Utility of long-read whole-genome sequencing across diverse clinical genomic investigations: a single- center experience | LC26

Abstract
Long-read sequencing (LRS) is increasingly adopted in clinical genomics, driven by advances in sequencing chemistry and analytical pipelines that have substantially reduced historical error rates. Long-read whole-genome sequencing (LR-WGS) enables comprehensive detection of diverse variant classes, including single nucleotide variants (SNVs), copy number variants (CNVs), structural variants, repeat expansions, and epigenetic modifications such as DNA methylation. Here, we present a single-center experience applying LR-WGS across a range of clinical indications. Between 2023 and 2026, a total of 126 genomes were analyzed. Whole-genome libraries were prepared using the standard Oxford Nanopore Technologies (ONT) ligation protocol and sequenced on the PromethION 24 platform, generating 90–100 Gb per sample (~30× coverage).

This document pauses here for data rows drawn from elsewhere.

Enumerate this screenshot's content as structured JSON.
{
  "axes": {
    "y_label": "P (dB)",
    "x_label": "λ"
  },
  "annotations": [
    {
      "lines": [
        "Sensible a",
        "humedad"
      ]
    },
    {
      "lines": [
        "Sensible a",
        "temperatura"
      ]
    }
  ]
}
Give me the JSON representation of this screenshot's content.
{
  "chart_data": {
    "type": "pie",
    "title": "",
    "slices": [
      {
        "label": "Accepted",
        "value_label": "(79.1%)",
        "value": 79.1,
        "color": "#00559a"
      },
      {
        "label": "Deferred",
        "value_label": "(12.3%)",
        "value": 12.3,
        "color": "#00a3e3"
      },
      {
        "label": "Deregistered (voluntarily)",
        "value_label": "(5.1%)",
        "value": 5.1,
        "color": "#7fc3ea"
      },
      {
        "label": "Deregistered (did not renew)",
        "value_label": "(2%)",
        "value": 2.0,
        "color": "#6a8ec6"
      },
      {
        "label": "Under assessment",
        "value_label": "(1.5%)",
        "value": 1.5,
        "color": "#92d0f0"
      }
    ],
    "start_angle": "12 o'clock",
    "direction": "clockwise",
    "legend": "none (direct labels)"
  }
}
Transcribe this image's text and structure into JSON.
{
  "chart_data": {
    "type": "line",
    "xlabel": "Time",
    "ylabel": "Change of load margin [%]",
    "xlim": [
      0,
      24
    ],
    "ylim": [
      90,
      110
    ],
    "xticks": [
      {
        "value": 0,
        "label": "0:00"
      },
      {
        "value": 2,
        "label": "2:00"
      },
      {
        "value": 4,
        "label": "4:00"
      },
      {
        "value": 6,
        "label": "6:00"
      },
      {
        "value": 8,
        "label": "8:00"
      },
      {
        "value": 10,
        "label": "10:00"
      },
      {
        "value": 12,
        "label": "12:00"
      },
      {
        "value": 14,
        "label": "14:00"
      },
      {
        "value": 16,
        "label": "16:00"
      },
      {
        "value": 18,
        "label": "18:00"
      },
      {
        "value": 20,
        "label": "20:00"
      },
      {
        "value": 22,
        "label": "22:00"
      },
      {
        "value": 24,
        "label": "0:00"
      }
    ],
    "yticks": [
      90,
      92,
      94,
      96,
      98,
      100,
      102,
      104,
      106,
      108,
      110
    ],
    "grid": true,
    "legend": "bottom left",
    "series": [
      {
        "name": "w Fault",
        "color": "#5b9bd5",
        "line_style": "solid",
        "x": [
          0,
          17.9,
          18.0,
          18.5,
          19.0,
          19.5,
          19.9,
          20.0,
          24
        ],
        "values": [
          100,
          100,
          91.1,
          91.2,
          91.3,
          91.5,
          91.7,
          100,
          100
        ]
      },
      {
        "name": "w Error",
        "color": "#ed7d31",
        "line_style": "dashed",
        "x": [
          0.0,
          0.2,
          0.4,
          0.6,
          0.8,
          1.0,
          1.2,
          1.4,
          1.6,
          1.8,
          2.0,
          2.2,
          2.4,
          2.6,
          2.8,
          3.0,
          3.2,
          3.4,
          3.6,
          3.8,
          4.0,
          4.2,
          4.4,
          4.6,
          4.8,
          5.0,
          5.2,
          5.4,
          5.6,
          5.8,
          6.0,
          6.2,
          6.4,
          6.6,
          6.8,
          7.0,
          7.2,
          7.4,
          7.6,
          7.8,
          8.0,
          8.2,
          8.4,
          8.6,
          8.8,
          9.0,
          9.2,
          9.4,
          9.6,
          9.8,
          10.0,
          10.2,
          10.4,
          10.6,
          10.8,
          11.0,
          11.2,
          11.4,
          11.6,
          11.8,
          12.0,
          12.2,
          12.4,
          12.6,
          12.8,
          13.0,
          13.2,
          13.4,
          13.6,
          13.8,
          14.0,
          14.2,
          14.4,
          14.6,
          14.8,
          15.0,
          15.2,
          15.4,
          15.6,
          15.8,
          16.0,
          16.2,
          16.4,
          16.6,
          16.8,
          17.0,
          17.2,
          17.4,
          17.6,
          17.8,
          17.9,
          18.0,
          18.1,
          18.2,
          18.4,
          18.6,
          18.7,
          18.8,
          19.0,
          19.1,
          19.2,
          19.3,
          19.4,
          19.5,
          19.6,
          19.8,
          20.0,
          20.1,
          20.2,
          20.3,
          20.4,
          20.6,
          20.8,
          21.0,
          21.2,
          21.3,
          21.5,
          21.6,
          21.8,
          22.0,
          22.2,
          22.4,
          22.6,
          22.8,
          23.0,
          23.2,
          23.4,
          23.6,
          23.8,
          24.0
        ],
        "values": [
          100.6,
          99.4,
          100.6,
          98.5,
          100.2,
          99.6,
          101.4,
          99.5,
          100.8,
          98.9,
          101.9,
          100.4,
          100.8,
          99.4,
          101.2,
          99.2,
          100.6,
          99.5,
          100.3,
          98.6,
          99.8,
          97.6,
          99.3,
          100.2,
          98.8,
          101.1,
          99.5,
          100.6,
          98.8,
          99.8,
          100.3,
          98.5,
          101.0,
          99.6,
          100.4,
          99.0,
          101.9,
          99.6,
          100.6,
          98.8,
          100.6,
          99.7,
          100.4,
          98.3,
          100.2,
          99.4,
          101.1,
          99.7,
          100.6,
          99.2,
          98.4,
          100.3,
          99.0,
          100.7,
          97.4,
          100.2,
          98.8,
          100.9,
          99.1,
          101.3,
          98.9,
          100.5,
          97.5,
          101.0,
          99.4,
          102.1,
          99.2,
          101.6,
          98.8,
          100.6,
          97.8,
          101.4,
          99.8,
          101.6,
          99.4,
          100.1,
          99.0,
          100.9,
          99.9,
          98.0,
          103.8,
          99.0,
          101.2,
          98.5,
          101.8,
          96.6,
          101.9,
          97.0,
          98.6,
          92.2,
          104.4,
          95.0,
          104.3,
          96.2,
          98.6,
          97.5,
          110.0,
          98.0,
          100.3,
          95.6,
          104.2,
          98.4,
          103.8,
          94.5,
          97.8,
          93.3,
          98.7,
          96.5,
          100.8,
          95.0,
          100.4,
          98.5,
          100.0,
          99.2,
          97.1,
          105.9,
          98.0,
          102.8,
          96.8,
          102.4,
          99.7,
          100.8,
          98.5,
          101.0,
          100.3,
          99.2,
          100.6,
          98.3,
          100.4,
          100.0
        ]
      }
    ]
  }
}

POD5 files were basecalled using Guppy in high-accuracy (HAC, 400 bps) mode, and reads were aligned to the hg38 reference genome using minimap2 within the Sentieon framework. Short tandem repeat (STR) analysis was performed with Straglr, and variant call format (VCF) files were annotated using Geneyx Analysis. Clinical applications included haplotype analysis (n=20), preimplantation genetic diagnosis (PGD)-related haplotyping (n=13), imprinting disorder validation (n=4), modifier variant analysis (n=15), de novo phasing (n=2), undiagnosed cases (38 singletons and 2 trios), pseudogene-region variant validation (n=4), and repeat expansion validation (n=24). Repeat expansion detection demonstrated 94% sensitivity with accurate allele sizing, while all imprinting disorder cases exhibited distinct methylation signatures. Among previously undiagnosed cases, LR-WGS achieved a diagnostic yield of 15%, identifying pathogenic variants including complex structural rearrangements, deep intronic variants, regulatory region deletions, and variants in challenging genomic regions. In conclusion, LR-WGS is a powerful and versatile approach for resolving complex genomic variation and improving diagnostic yield, with particular strength in repeat expansion detection, methylation profiling, variant phasing, and analysis of difficult genomic regions such as pseudogenes. These findings support the integration of LR-WGS as a complementary modality in routine clinical diagnostics.

Biography
Hagar Mor-Shaked is the head of the next-generation sequencing (NGS) analysis team at Hadassah, Principal Investigator at the Faculty of Medicine, Hebrew University, and Chief Product Officer of Geneyx. Hagar is one of the leading and most experienced clinical genetic experts in Israel. She is an esteemed clinical genetic analyst, with over 10 years of experience in molecular genetics, genomics, and bioinformatics in a clinical and academic setting. As head of bioinformatics at the genetic department of Hadassah-Hebrew University Medical Center, she gained expertise in using different NGS methodologies for diagnosing rare diseases, analyzed thousands of clinical exome and genome sequencing tests, and established the largest genomic database in Israel. In addition, Hagar has published dozens of high-quality academic papers. Hagar holds an MSc in genetic counseling and a PhD in human genetics from the Hebrew University of Jerusalem.